国師の示す宗旨を明らめて、参禅学道の手本とすべきである。

(国師のしめす宗旨をあきらめて、参学の亀鑑とすべし。)


前に述べた説は、先尼外道固定不変の実体我を認め、霊性の常住性をもとに、「心常相滅」を説く仏道以外の教え)の見解と知って、従ってはならない。

(先尼外道が見処としりてしたがふことなかれ。)


 近頃は、宋国の禅林の住持人であるもので、国師のような人は見当たらない。

(近代は、大宋国に諸山の主人とあるやから、国師のごとくなるはあるべからず。)


昔から国師と等しい善知識は、これまで世に出たことがなかった。

(むかしより国師にひとしかるべき知識いまだかつて出世せず。)


それなのに、世間の人たちは、誤って、臨済リンザイも徳山トクサンも大証国師と等しいと思っている。

(しかあるに、世人あやまりておもはく、臨済・徳山も国師にひとしかるべしと。)


このような連中ばかりが多い。憐れむべきである、正しい物の見方ができる師がいないことを。

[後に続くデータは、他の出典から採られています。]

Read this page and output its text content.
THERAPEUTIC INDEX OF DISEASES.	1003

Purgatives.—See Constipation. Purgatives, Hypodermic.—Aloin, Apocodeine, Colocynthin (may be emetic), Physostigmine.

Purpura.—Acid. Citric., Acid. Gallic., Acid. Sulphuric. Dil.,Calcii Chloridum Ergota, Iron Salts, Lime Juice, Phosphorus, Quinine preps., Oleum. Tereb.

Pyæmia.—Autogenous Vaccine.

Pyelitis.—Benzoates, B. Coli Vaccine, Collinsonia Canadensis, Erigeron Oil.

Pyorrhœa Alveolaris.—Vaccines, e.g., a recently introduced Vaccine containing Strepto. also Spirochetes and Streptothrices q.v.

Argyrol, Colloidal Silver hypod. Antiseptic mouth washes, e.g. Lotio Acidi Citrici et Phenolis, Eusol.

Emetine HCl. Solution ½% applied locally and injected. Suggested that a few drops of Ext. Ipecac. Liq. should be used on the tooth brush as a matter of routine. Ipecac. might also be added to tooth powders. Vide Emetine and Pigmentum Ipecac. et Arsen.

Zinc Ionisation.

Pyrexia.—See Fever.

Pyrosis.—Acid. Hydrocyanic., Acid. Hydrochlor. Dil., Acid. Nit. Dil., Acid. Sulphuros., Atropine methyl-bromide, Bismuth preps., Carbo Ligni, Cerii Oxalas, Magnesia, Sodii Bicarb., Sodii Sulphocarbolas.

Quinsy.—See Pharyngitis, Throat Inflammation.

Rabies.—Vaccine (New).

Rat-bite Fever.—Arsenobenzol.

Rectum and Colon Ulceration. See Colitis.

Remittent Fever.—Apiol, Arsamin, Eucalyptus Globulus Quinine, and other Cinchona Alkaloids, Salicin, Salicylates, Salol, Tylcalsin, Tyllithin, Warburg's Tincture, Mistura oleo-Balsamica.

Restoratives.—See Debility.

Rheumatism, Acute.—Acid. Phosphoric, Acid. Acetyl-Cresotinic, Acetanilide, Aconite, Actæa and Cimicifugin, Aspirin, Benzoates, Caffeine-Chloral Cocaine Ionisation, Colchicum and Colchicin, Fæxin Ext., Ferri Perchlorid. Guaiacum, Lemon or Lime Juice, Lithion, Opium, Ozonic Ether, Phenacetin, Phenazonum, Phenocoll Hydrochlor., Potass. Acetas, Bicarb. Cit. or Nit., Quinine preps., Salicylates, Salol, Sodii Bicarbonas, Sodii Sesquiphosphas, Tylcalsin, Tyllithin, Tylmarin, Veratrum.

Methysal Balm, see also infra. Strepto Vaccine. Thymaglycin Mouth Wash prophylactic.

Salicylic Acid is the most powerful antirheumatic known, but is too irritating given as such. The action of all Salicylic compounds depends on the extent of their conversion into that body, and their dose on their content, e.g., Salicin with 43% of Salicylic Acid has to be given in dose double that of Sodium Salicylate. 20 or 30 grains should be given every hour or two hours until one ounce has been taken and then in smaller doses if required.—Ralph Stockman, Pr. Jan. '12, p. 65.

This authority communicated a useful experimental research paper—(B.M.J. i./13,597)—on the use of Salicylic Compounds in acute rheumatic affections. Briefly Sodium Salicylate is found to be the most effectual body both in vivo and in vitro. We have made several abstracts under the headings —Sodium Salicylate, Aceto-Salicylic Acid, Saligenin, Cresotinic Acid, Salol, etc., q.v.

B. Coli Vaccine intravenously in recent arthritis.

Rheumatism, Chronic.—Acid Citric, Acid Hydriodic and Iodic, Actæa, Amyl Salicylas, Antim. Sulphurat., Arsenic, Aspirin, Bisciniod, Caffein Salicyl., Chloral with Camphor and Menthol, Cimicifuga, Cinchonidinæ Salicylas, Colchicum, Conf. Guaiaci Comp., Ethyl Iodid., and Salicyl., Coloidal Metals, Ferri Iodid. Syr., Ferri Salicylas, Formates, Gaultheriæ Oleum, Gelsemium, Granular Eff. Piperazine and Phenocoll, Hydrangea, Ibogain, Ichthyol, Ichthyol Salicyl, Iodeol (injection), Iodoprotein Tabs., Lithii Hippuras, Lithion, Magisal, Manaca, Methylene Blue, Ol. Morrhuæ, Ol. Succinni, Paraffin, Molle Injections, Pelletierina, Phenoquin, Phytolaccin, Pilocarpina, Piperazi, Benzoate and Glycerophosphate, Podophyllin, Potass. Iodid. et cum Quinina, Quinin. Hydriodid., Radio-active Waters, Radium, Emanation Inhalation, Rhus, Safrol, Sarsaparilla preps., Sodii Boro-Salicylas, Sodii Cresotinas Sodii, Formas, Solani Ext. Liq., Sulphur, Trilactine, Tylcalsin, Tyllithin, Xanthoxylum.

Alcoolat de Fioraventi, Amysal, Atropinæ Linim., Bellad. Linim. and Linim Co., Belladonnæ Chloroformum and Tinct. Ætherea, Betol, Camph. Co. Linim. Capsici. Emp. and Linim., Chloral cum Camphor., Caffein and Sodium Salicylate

(かくのごとくのやからのみおほし。あはれむべし、明眼の師なきことを。)


道元禅師もそうだったんでしょう。日本に明眼の人が居ないから、決死の覚悟で日本海を渡り宋で明眼の人を探し求めました。しかし、出逢いが無くがっかりして日本に帰らざるを得ないと失意にあった頃、ようやく如浄禅師にお会いになり、すべてがはっきりしたので、その事実を日本に広めようとして帰って来られたのでした。そのお蔭で私たちもその事実に巡り会えたのでしょう。